Mosca 3
Alejandro Ruiz
A pesar de su antigua y pertinaz cercanía muy pocos pueden decir que han visto realmente a una mosca; ellas en cambio, con su tumultuosa mirada, hurgan con desenfado en nuestra intimidad humana.
La fuerza de lo cotidiano nos ha acostumbrado a mirar un punto negro que zumba y asedia; interponemos una injuria, algún manotazo, y la mosca desaparece. Esta habitual miopía nos ha privado de mirarla de cerca, gracias a eso todavía no se instala el horror en nuestras vidas. Porque la mosca, la simple mosca doméstica, es un monstruo portentoso salido de alguna pesadilla. Mirémosla bien.
Su cuerpo es una trama de sólidas articulaciones recubiertas por un lustroso pelaje negro; ese pelaje, lo sabemos, está poblado por una fauna inadvertida compuesta diversas bacterias, pero por ahora ya tenemos suficiente con hablar de la mosca.

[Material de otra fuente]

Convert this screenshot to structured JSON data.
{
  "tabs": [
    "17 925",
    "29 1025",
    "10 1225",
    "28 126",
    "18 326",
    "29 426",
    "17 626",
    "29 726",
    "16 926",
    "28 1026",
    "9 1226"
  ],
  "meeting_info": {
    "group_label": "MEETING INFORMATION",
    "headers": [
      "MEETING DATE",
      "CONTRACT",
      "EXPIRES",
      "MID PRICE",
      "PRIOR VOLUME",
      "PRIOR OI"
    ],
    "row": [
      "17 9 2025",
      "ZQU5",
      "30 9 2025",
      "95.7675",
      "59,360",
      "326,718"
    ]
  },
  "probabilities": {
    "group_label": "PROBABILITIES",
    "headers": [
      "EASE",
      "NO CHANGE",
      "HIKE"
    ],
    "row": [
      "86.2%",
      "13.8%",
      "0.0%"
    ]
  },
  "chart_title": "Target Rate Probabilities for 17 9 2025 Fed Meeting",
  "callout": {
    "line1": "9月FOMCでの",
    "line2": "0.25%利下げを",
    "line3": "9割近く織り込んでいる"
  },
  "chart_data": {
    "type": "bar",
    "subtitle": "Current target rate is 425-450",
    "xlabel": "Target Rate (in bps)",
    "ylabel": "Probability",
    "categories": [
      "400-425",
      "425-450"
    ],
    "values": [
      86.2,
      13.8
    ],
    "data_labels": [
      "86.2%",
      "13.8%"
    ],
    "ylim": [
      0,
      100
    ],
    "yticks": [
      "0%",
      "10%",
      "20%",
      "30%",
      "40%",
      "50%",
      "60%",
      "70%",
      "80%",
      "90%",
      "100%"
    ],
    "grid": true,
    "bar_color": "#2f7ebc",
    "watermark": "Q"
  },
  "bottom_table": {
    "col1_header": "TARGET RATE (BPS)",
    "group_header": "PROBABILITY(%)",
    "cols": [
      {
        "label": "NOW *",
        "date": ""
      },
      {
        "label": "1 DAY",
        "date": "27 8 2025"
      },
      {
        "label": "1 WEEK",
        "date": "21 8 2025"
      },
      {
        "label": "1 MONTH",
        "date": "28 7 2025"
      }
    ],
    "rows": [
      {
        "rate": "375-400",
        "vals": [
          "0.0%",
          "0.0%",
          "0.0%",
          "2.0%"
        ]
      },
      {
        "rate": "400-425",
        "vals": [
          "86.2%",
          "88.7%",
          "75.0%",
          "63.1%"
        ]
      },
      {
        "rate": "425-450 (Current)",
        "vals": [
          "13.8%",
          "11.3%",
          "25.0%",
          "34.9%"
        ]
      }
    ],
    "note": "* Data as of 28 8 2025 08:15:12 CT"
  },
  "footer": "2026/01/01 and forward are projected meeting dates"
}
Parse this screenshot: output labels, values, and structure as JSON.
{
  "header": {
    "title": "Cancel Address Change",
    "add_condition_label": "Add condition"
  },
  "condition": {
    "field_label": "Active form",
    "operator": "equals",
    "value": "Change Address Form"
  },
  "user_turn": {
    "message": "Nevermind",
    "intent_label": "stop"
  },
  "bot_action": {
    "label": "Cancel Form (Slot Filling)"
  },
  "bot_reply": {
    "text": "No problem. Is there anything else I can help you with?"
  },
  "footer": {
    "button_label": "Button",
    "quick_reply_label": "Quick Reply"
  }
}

Sus tres pares de patas están provistas de recias garras que compiten con los crampones del alpinista; perforando toda superficie rugosa -esto incluye a la piel humana- ofrecen agarre y tracción, lo que permite a la mosca avanzar sobre cualquier plano; bajo esas garras hay además pequeñas ventosas que le permiten adherirse a cualquier superficie lisa. En nuestras pesadillas veremos moscas caminando sobre el techo, sobre nuestra frente enfebrecida, sobre la carne del Redentor.
Debido al refinamiento aerodinámico de su evolución, sólo las cuatro patas delanteras cumplen funciones de propulsión en el despegue y de suspensión en el aterrizaje; las dos patas traseras cuelgan como apéndices y, a manera de contrapeso, dan estabilidad al sinuoso vuelo. Pertrechada con tales armas la mosca asalta, arrebata con descaro, saquea y vulnera.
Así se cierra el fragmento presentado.